The Discoverie of Witchcraft is a partially sceptical book published by the English gentleman Reginald Scot in 1584, intended as an exposé of early Modern witchcraft. It contains a small section intended to show how the public was fooled by charlatans, which is considered the first published material on illusionary or stage magic.
Scot believed that the prosecution of those accused of witchcraft was irrational and un-Christian, and he held the Roman Church responsible. Popular belief held that all obtainable copies were burned on the accession of James I in 1603.

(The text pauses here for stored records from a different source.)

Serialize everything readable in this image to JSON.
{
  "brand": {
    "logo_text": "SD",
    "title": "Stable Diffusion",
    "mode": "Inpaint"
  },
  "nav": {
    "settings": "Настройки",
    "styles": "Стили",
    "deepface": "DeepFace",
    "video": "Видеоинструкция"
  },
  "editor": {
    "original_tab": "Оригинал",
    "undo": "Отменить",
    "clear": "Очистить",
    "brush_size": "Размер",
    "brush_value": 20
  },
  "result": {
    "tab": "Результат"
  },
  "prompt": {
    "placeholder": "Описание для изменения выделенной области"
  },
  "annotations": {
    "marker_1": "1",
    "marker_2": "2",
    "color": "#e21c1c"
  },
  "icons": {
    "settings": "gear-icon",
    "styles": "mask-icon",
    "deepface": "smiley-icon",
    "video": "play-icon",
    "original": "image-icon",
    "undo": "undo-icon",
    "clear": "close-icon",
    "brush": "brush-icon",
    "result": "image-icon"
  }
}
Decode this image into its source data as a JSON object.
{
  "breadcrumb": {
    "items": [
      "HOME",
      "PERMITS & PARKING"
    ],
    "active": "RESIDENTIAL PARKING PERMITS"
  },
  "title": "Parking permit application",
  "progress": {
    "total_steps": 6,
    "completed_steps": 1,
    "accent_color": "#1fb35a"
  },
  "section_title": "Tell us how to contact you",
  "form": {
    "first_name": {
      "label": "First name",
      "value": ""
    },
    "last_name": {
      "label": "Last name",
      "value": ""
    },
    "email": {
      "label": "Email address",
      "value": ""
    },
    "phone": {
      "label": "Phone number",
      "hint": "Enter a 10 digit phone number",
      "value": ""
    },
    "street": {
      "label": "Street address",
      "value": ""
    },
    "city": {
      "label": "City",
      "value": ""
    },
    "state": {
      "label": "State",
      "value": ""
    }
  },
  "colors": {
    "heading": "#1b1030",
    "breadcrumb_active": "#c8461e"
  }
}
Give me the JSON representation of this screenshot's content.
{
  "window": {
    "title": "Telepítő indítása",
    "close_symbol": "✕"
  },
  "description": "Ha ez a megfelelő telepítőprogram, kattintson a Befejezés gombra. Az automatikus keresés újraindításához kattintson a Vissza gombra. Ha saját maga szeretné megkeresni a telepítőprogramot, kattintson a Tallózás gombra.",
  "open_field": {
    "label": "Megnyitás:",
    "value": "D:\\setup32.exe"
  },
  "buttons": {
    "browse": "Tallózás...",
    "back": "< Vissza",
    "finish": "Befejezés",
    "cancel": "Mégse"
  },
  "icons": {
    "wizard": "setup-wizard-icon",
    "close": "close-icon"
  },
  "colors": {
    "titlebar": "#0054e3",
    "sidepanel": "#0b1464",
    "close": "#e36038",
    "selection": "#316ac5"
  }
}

There are four dedications: to Sir Roger Manwood, chief baron of the exchequer; another to Scot's cousin, Sir Thomas Scot; a third jointly to John Coldwell, then dean of Rochester, and to William Redman, then Archdeacon of Canterbury; and a fourth "to the readers". Scott enumerates 212 authors whose works in Latin he had consulted, and twenty-three authors who wrote in English. The names in the first list include many Greek and Arabic writers; among those in the second are John Bale, John Foxe, Sir Thomas More, John Record, Barnabe Googe, Abraham Fleming, and William Lambarde. But Scot's information was not only from books. He had studied superstitions respecting witchcraft in courts of law in country districts, where the prosecution of witches was unceasing, and in village life, where the belief in witchcraft flourished in many forms.
He set himself to prove that the belief in witchcraft and magic was rejected by reason and by religion and that spiritualistic manifestations were wilful impostures or illusions due to mental disturbance in the observers. His aim was to prevent the persecution of poor, aged, and simple persons, who were popularly credited with being witches. The maintenance of the superstition he blamed largely on the Roman Catholic Church, and he attacked writers including Jean Bodin (1530–1596), author of Démonomie des Sorciers (Paris, 1580), and Jacobus Sprenger, supposed joint author of Malleus Maleficarum (Nuremberg, 1494).
Of Cornelius Agrippa and Johann Weyer, author of De Præstigiis Demonum (Basle, 1566), whose views he adopted, he spoke with respect. Scot did adopt contemporary superstition in his references to medicine and astrology. He believed in the medicinal value of the unicorn's horn, and thought that precious stones owed their origin to the influence of the heavenly bodies. The book also narrates stories of strange phenomena in the context of religious convictions. The devil is related with such stories and his ability to absorb people's souls. The book also gives stories of magicians with supernatural powers performing in front of courts of kings.
His volume became an exhaustive encyclopædia of contemporary beliefs about witchcraft, spirits, alchemy, magic, and legerdemain, as well as attracting widespread attention to his scepticism on witchcraft. William Shakespeare drew from his study of Scot's book hints for his picture of the witches in Macbeth, and Thomas Middleton in his play of The Witch likewise was indebted to this source. Through bibliographies, one may trace modern grimoires to this work. The chapter on magic tricks in Scot's Discoverie was later plagiarised heavily; it was the basis of The Art of Juggling (1612) by S. R., and Hocus Pocus Junior (1634). Scot's early writings constituted a substantial portion (in some cases, nearly all) of the text in English-language stage magic books of the 17th and 18th centuries.